Sie sagen von sich selbst, Sie sind clean. Aber Sie sprechen von sich als Suchtkrankem. Warum?

Walter: Ich bin den Rest meines Lebens drogenabhängig. In dem Moment, in dem ich Kontakt mit Drogen hätte, ginge das von vorne los. Ich rauche nicht, ich trinke nicht, ich nehme keine gefährlichen Medikamente, keine illegalen Drogen. Ich esse nicht mal Mohnbrötchen oder Pralinen oder Schwarzwälder Kirschtorte. Null. Nichts. Komischweise vermisse ich nichts.

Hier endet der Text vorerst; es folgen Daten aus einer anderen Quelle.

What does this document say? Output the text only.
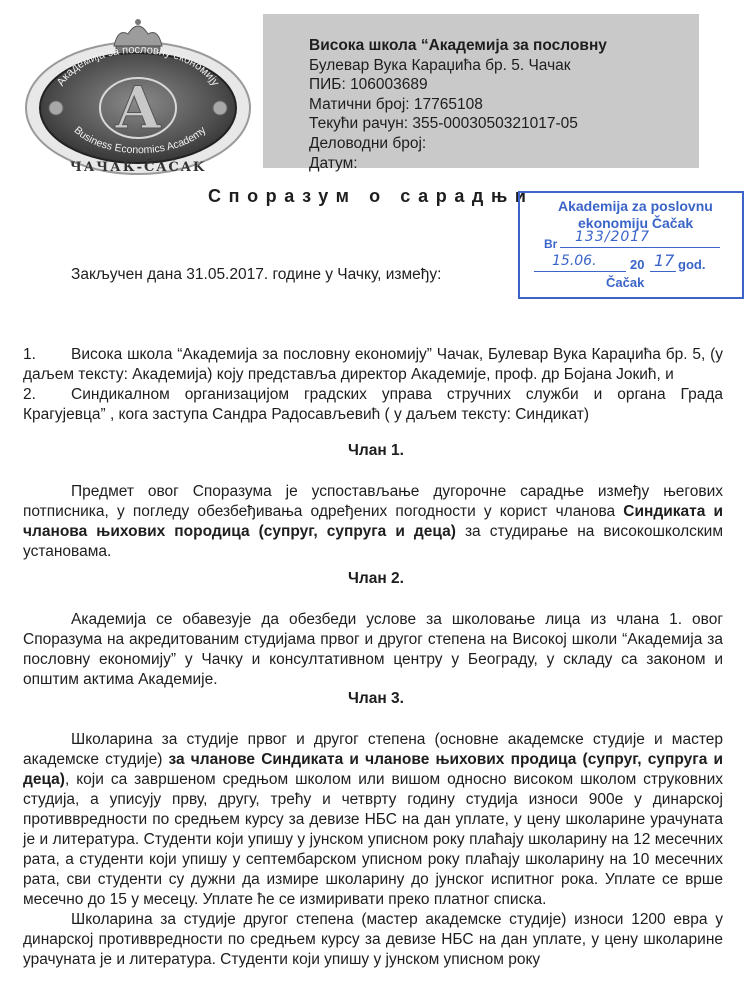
A
Академија за пословну економију
Business Economics Academy
ЧАЧАК-ČAČAK
Висока школа “Академија за пословну
Булевар Вука Караџића бр. 5. Чачак
ПИБ: 106003689
Матични број: 17765108
Текући рачун: 355-0003050321017-05
Деловодни број:
Датум:
Споразум о сарадњи Akademija za poslovnu
ekonomiju Čačak
Br 133/2017
15.06.	20 17 god.
Čačak
Закључен дана 31.05.2017. године у Чачку, између:

1. Висока школа “Академија за пословну економију” Чачак, Булевар Вука Караџића бр. 5, (у даљем тексту: Академија) коју представља директор Академије, проф. др Бојана Јокић, и

2. Синдикалном организацијом градских управа стручних служби и органа Града Крагујевца” , кога заступа Сандра Радосављевић ( у даљем тексту: Синдикат)

Члан 1.

Предмет овог Споразума је успостављање дугорочне сарадње између његових потписника, у погледу обезбеђивања одређених погодности у корист чланова Синдиката и чланова њихових породица (супруг, супруга и деца) за студирање на високошколским установама.

Члан 2.

Академија се обавезује да обезбеди услове за школовање лица из члана 1. овог Споразума на акредитованим студијама првог и другог степена на Високој школи “Академија за пословну економију” у Чачку и консултативном центру у Београду, у складу са законом и општим актима Академије.

Члан 3.

Школарина за студије првог и другог степена (основне академске студије и мастер академске студије) за чланове Синдиката и чланове њихових продица (супруг, супруга и деца), који са завршеном средњом школом или вишом односно високом школом струковних студија, а уписују прву, другу, трећу и четврту годину студија износи 900е у динарској противвредности по средњем курсу за девизе НБС на дан уплате, у цену школарине урачуната је и литература. Студенти који упишу у јунском уписном року плаћају школарину на 12 месечних рата, а студенти који упишу у септембарском уписном року плаћају школарину на 10 месечних рата, сви студенти су дужни да измире школарину до јунског испитног рока. Уплате се врше месечно до 15 у месецу. Уплате ће се измиривати преко платног списка.

Школарина за студије другог степена (мастер академске студије) износи 1200 евра у динарској противвредности по средњем курсу за девизе НБС на дан уплате, у цену школарине урачуната је и литература. Студенти који упишу у јунском уписном року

Jeder Mensch schlägt doch mal über die Stränge. Sie nicht?

Walter: Ich fahre Motorrad, gehe Drachenfliegen, mache Sport, Musik, lese. Jetzt kann ich mich um sowas kümmern. Dadurch, dass ich keine Drogen mehr nehme, habe ich eine riesige Portion Freiheit bekommen. Eigentlich hatte ich das so gar nicht erwartet. Ich habe nur aufgehört, weil ich Angst hatte und mir gewiss war, dass ich sterben muss, wenn ich so weiter mache. Und dann kamen tolle Dinge. Ich habe in den Drogen immer die Freiheit gesucht. Beim Kiffen bin ich auf hohe Berge gefahren, damit ich weit sehen konnte. Aber die Freiheit habe ich dort nie gefunden - nur Sklaverei und Elend. Jetzt bin ich frei.